Parenting a child diagnosed with autism spectrum disorder (ASD) is challenging for mothers because of concerns related to behavior, difficulties in accessing specialized care, and lack of community acceptance, yet their stories in Jordanian context are still unknown. Common challenges in Jordan include financial burdens, lack of public awareness, and lack of specialized knowledge even among health care providers, which may lead to delays in obtaining the diagnosis and interventions for ASD.
A phenomenological descriptive approach was used to explore and understand the mothers’ everyday lived experiences of raising a child with ASD. Semistructured interviews were conducted with 14 mothers to identify their challenges so that nurses can identify gaps in services, empower families, and facilitate optimum care to these Jordanian families.

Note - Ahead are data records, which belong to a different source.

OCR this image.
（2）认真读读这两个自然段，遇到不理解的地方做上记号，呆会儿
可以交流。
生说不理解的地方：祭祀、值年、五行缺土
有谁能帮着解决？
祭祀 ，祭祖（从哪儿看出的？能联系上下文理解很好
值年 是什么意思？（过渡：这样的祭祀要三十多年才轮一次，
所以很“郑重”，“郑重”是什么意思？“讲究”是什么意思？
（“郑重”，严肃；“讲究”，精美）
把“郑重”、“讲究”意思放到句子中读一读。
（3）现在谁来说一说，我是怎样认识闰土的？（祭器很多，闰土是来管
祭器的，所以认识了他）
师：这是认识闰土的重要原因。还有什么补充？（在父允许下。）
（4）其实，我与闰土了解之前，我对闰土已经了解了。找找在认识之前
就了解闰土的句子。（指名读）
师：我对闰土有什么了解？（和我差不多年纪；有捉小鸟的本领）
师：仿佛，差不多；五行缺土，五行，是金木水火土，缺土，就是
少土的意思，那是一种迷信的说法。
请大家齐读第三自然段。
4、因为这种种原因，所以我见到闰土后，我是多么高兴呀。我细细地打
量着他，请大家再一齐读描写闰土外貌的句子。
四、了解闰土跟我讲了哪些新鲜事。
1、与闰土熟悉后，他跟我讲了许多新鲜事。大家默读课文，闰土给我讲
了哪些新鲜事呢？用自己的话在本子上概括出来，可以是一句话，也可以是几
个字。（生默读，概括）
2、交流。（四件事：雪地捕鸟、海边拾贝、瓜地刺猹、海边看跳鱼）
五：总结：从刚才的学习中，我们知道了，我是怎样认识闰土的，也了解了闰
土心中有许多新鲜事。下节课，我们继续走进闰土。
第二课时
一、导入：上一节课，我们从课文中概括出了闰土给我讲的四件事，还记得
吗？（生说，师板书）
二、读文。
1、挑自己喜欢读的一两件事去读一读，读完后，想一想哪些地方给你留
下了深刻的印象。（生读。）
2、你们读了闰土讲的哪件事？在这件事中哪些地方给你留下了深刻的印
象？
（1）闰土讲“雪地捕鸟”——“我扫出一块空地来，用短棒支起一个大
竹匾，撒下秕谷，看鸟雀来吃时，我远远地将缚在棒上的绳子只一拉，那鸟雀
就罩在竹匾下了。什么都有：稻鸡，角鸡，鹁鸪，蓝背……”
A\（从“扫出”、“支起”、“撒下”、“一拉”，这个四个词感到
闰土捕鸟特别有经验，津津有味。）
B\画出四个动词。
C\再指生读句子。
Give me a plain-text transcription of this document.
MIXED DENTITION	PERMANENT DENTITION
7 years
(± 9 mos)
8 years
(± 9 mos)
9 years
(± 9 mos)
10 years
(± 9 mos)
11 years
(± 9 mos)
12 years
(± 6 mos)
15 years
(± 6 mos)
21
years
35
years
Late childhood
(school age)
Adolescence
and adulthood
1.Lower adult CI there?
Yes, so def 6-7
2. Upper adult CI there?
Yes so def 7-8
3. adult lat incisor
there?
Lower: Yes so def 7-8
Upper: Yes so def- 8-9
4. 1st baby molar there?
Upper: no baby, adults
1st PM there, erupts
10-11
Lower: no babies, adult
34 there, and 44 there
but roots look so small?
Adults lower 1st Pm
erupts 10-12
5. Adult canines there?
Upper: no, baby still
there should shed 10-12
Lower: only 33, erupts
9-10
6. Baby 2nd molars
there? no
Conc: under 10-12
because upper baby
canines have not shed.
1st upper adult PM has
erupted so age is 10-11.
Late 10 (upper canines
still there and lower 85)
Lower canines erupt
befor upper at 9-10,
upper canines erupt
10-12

The main themes that emerged were (1) mothers’ journeys with the diagnosis, in which mothers recognized the abnormalities of their children, reported delays in getting the diagnosis and initiation of treatment, and described a wide range of reactions to the diagnosis from grief and guilt to a blessing from God; (2) the burden of care, by which mothers reported physical and emotional exhaustion, financial burdens, and concerns about the quality of available services; and (3) the consequences and the hurdle of having a child with ASD, which affected the family relationships and social life.
Jordanian mothers caring for children with ASD face several challenges, including physical, psychological, financial, and social challenges, in addition to limited specialized services. Identifying their unique challenges and needs are essential to support them, provide appropriate services and resources, and develop policies and guidelines for culturally competent quality services.